Os resultados do estudo são úteis para auxiliar na tomada de decisão de serviços de oncologia e para informar formuladores de políticas públicas que: 1. Mais da metade dos pacientes com câncer precisa viajar para receber tratamento no SUS. A distância média percorrida foi de 187 quilômetros, mas alguns pacientes do Nordeste chegam a rodar até 600 quilômetros e os do Norte, mais de dois mil quilômetros. 2. As diferenças regionais de acesso continuam bem significativas e nada mudaram na última década, dificultando sobretudo a vida de pacientes do Norte e Centro-Oeste brasileiros; 3. hubs e pólos de atração estão concentrados em alguns poucos municípios as regiões Sudeste e Nordeste, indicando a necessidade urgente de equilibrar melhor a oferta e a demanda por atendimento especializado, distribuindo de maneira mais efetiva os serviços especializados em câncer no território brasileiro.
O estudo mostrou claramente a grande concentração de tratamentos para câncer em poucas cidades, como São Paulo, Salvador, Recife, Belo Horizonte e Barretos, e as grandes distâncias percorridas pelos pacientes para receber tratamento em todo país, um cenário que praticamente não mudou em dez anos. Os dados alertam para a necessidade de distribuir melhor a implantação de serviços oncológicos no país. Com os resultados do estudo em mãos, gestores poderão planejar melhor a implantação de novos centros de modo a equilibrar melhor a oferta e a demanda por atendimento especializado dentro de seus estados e em nível nacional. O desafio será ampliar a cobertura dos serviços, evitando a ociosidade da infraestrutura de alta complexidade e de profissionais de saúde especializados. Acesse o dado da sua região aqui e descubra o que você pode fazer para melhorar esse cenário.

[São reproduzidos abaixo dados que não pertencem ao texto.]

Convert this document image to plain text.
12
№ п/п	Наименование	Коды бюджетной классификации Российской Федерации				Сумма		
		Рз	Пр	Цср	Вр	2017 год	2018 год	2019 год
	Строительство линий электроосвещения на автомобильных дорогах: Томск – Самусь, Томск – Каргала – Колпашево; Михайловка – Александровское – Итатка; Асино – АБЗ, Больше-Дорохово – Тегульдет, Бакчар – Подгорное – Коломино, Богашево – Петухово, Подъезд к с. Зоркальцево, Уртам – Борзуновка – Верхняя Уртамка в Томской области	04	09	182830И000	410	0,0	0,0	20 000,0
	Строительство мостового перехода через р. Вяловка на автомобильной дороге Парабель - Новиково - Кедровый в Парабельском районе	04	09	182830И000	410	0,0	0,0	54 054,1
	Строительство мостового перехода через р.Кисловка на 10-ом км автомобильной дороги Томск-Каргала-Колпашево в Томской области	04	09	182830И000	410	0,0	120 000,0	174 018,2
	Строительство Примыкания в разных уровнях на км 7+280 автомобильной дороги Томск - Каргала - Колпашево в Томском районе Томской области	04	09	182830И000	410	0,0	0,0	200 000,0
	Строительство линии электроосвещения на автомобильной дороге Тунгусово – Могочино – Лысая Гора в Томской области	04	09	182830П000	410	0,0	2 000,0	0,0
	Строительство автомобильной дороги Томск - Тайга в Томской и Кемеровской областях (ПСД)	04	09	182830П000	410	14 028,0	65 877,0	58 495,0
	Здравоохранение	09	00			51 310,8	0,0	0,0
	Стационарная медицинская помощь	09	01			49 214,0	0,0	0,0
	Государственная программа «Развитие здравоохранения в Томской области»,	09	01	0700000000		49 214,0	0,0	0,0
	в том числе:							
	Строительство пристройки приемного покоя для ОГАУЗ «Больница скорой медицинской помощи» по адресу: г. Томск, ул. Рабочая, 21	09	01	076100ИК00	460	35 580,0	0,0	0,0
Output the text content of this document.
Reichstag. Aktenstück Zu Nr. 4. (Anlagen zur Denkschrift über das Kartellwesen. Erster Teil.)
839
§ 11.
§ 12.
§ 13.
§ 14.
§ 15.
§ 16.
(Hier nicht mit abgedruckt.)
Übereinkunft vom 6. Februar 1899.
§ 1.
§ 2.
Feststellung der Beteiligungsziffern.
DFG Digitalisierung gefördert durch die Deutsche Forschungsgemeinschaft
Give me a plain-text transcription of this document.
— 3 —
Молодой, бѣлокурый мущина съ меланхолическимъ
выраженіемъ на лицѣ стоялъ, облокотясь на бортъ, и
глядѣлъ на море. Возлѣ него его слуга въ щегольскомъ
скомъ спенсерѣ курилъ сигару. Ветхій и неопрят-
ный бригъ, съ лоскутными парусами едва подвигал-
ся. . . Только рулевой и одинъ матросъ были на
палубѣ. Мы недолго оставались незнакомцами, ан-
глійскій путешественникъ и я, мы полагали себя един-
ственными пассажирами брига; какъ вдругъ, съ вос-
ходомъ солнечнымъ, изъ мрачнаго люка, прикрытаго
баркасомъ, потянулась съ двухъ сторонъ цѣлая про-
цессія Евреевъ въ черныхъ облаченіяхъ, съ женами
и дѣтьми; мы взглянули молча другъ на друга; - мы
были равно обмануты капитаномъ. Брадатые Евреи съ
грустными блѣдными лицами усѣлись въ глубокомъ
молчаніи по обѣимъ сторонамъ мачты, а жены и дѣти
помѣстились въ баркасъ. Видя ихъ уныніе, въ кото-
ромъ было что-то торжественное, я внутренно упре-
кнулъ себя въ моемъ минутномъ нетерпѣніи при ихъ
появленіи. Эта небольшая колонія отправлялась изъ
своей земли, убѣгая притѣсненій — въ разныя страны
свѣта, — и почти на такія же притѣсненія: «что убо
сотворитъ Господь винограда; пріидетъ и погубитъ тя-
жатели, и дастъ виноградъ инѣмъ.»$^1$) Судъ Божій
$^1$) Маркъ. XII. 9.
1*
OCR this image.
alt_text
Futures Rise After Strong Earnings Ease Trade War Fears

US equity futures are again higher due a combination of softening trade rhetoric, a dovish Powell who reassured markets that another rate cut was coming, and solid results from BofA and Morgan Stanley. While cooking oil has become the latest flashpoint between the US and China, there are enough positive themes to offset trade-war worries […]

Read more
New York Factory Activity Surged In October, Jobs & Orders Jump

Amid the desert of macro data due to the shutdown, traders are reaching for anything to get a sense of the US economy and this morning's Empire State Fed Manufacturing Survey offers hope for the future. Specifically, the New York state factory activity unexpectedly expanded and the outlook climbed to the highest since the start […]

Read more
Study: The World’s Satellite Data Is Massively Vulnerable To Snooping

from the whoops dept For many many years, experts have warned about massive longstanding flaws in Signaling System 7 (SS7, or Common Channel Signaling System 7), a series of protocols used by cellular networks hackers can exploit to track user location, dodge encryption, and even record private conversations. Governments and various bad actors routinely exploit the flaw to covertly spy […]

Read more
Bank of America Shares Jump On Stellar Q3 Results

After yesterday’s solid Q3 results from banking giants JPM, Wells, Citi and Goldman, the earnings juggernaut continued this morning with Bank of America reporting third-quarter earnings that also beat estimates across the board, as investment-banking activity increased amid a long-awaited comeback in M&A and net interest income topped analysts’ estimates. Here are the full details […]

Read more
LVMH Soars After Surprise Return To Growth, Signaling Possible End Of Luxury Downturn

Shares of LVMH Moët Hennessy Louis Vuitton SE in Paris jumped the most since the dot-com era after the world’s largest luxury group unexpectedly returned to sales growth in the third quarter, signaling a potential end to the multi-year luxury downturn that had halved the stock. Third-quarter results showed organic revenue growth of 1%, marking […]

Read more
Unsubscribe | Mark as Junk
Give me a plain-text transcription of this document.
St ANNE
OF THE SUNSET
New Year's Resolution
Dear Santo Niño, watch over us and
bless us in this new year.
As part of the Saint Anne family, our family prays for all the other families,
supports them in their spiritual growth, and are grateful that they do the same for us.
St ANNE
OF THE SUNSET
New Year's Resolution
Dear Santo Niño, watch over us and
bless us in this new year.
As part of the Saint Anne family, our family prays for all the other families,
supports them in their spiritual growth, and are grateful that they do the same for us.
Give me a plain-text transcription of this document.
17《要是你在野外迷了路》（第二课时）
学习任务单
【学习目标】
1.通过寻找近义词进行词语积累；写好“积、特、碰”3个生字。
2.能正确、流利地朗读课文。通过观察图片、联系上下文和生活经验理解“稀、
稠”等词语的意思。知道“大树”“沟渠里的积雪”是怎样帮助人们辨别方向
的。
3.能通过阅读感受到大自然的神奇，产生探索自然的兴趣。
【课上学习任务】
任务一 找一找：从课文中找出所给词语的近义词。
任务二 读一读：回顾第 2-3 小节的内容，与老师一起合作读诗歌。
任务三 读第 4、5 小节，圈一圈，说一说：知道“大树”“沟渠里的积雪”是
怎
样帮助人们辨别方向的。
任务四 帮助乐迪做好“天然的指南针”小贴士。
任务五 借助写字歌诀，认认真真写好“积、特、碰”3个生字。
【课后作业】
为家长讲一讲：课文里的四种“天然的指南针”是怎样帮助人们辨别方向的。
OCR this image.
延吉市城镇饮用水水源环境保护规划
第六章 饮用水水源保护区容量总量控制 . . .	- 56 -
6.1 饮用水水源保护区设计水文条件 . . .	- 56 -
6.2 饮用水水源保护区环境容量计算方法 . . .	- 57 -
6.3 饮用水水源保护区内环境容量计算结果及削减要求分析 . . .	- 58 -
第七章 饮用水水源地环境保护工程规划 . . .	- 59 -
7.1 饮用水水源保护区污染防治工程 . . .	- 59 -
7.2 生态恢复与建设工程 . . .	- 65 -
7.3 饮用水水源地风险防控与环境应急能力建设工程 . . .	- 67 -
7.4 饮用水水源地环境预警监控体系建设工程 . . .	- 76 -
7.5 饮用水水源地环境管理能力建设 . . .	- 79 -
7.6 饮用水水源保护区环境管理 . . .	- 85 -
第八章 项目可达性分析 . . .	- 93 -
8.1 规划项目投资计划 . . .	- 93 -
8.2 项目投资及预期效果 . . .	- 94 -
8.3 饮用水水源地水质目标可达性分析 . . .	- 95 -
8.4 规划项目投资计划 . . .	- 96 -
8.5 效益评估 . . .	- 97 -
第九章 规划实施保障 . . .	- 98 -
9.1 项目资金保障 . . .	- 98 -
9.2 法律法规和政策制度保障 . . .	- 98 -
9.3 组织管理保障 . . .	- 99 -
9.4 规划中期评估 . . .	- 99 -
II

O câncer é a segunda causa de morte no Brasil (625 mil novos casos em 2020) e o SUS é responsável por oferecer tratamento para 75% dessa população. A falta de acesso aos serviços de tratamento motiva longas viagens e peregrinações, o que pode resultar em tratamento tardio ou inadequado, pior qualidade de vida e até morte prematura do paciente. Apesar da importância da melhor distribuição geográfica dos serviços, poucos investimentos financeiros foram feitos para ampliar a oferta de centros oncológicos e distribuí-la melhor pelo Brasil.
Análises do número de viagens por paciente, tempo de deslocamento e custos podem complementar o atual estudo e gerar mais subsídios para embasar a decisão de onde implantar novos serviços de tratamento de câncer no Brasil.